Answer
See the detailed answer below.
Work Step by Step
$$\color{blue}{\bf [a]}$$
First, we need to find the uncertainty in the momentum and velocity of the dust particle. So we need to use the Heisenberg uncertainty principle.
$$ \Delta p_x\Delta x=\dfrac{h}{2}$$
$$ \Delta p_x = \frac{h}{2 \Delta x}$$
Plug the known
$$ \Delta p_x = \frac{6.63 \times 10^{-34} }{2 (1.0 \times 10^{-6} ) } = 3.315 \times 10^{-28} \; \rm{kg\cdot m/s}
$$
From this, the uncertainty in velocity is:
$$
\Delta v_x = \frac{\Delta p_x}{m} = \frac{3.315 \times 10^{-28}}{1.0 \times 10^{-15}} = 3.32 \times 10^{-13} \; \rm{m/s}
$$
The velocity uncertainty is symmetric, so the range of velocities is
$$ - 1.66 \times 10^{-13} \; {\rm m/s}\leq v_x\leq 1.66 \times 10^{-13}\rm \;m/s$$
Now, we need to determine the time it takes for the dust particle to fall 1 meter to the detection circle.

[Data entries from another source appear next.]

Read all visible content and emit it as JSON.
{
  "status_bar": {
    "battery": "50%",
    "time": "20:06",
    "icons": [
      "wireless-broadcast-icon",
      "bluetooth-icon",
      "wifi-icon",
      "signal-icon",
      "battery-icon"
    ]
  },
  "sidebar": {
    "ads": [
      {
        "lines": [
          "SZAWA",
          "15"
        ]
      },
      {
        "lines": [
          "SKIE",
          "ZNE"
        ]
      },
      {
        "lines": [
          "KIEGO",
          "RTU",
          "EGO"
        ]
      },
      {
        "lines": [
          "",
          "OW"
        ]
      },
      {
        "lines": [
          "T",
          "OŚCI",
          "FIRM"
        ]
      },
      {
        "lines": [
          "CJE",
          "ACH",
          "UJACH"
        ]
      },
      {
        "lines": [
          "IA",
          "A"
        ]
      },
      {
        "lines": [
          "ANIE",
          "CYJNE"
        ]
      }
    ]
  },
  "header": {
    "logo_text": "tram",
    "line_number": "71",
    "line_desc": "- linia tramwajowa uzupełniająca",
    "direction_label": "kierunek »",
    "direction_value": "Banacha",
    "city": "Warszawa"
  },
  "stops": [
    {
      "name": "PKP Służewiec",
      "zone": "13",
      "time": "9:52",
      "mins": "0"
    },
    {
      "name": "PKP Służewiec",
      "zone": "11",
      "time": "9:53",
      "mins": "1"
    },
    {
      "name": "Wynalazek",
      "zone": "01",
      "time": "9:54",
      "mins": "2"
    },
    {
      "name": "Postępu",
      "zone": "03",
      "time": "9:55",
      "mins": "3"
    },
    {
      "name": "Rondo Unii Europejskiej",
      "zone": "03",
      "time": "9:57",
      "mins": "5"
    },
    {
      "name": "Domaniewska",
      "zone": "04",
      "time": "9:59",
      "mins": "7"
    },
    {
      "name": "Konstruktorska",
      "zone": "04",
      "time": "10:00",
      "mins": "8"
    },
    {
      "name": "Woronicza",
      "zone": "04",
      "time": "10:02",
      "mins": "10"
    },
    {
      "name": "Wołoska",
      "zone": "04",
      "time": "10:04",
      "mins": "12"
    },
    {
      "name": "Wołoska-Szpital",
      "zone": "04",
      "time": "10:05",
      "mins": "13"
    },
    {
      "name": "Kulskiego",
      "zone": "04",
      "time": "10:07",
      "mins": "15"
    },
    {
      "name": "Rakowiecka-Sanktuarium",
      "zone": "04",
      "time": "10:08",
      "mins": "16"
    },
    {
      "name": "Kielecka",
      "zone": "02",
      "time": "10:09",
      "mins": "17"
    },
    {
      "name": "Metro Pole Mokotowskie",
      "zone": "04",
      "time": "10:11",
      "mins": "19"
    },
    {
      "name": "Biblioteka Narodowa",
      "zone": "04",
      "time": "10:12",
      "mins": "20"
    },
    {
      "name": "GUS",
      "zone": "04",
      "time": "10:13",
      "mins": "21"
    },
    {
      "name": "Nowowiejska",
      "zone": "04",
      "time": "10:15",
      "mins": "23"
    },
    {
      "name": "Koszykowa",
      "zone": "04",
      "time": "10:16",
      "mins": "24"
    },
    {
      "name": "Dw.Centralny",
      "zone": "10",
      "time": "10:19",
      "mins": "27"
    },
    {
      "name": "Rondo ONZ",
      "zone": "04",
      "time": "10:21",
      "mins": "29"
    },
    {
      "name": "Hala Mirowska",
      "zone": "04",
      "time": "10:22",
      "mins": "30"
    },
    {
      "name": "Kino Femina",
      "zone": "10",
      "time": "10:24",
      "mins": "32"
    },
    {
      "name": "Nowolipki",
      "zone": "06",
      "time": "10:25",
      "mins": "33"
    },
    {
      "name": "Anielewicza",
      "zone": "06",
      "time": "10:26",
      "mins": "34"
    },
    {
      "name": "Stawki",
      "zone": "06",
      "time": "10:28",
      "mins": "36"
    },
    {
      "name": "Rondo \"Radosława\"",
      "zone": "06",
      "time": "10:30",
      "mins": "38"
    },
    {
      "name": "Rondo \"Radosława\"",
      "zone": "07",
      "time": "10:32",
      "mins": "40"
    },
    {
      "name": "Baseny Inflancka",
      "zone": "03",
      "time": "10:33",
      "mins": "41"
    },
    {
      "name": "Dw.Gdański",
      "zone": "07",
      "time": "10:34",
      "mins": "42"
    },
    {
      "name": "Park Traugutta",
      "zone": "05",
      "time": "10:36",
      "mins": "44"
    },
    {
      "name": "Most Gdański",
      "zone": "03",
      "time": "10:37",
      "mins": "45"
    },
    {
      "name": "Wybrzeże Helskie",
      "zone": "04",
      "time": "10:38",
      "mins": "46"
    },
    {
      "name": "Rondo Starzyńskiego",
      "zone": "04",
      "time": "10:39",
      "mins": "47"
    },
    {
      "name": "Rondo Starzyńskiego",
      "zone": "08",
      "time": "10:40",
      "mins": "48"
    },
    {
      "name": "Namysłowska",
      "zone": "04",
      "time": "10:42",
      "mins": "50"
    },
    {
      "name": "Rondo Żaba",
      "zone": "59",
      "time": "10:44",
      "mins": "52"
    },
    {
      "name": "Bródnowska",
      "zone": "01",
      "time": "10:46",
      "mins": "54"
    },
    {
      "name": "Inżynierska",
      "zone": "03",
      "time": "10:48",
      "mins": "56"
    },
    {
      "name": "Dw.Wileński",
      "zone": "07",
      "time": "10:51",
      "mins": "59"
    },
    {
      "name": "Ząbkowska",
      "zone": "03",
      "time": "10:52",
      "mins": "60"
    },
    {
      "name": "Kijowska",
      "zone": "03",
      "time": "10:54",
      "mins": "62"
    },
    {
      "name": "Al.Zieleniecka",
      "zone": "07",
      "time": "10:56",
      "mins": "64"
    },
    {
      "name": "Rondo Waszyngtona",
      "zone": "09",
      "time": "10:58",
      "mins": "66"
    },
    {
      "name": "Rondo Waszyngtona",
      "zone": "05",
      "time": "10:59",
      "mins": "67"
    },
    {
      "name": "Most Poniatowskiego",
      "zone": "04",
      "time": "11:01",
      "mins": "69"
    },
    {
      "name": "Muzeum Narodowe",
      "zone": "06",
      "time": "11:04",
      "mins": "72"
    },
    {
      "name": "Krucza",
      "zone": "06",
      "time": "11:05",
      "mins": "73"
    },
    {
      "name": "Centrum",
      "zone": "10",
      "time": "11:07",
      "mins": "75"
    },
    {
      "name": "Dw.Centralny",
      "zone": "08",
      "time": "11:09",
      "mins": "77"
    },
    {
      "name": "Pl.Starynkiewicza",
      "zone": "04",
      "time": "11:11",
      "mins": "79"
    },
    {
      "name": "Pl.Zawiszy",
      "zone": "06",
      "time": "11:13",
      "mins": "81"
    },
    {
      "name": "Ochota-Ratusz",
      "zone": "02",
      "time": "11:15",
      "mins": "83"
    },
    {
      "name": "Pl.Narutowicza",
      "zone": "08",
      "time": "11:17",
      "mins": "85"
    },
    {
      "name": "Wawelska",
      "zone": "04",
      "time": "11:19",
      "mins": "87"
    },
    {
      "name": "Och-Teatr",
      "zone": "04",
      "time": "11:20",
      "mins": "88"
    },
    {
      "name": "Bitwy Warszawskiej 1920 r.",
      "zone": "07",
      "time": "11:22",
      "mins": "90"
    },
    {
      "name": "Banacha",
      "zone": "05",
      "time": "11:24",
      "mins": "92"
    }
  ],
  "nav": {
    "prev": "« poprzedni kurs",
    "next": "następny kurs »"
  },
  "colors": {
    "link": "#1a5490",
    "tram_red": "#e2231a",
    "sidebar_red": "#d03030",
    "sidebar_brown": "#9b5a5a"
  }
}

We can use the kinematic formula of
$$y_f-y_i=v_{iy}t+\frac{1}{2}a_yt^2$$
where $v_{iy}=0$ m/s since it falls from rest, and $a_y=-g$
$$0-1=0+\frac{-1}{2}gt^2$$
Thus,
$$t=\sqrt{\dfrac{2}{g}}=\sqrt{\dfrac{2}{9.8}}=\bf 0.452\;\rm s$$
Now we need to find the horizontal distance traveled by the dust particle through this time interval of 0.452 s.
$$\Delta x=v_x t$$
Plug from the velocity range;
$$\Delta x=( 1.66 \times 10^{-13})(0.452)=\bf 7.50\times 10^{-14}\;\rm m$$
This horizontal spread (due to uncertainty in momentum) is extremely small and not detectable, as it is much smaller than the 1.0 $\mu$m diameter of the hole.
$$\color{blue}{\bf [b]}$$
To get a detection circle diameter of 1.1 $\mu$m, the dust particle needs to move by 0.05 $\mu$m in each direction (to increase the detection circle radius from 0.50 $\mu$m to 0.55 $\mu$m).
The time required to achieve this horizontal displacement under gravitational acceleration is then
$$ t =\dfrac{\Delta x}{v_x}= \frac{0.05\times 10^{-6}}{1.66 \times 10^{-13} } \approx 3.01 \times 10^5 \; \rm{s} $$
This is a huge time but let's complete and find the height $d$ needed for this increase in time.
$$ y_f - y_i = \frac{1}{2} g t^2 $$
$$ d= \frac{1}{2}(9.8)(3.01 \times 10^5)^2 =\color{red}{\bf 4.44\times 10^{11} }\; \rm{m} $$
This distance is significantly larger than any practical distance, even exceeding the diameter of Earth's orbit around the sun. Therefore, to observe such a small diffraction effect that increases the detection diameter by 10%, the detector would need to be positioned at an impractically large distance.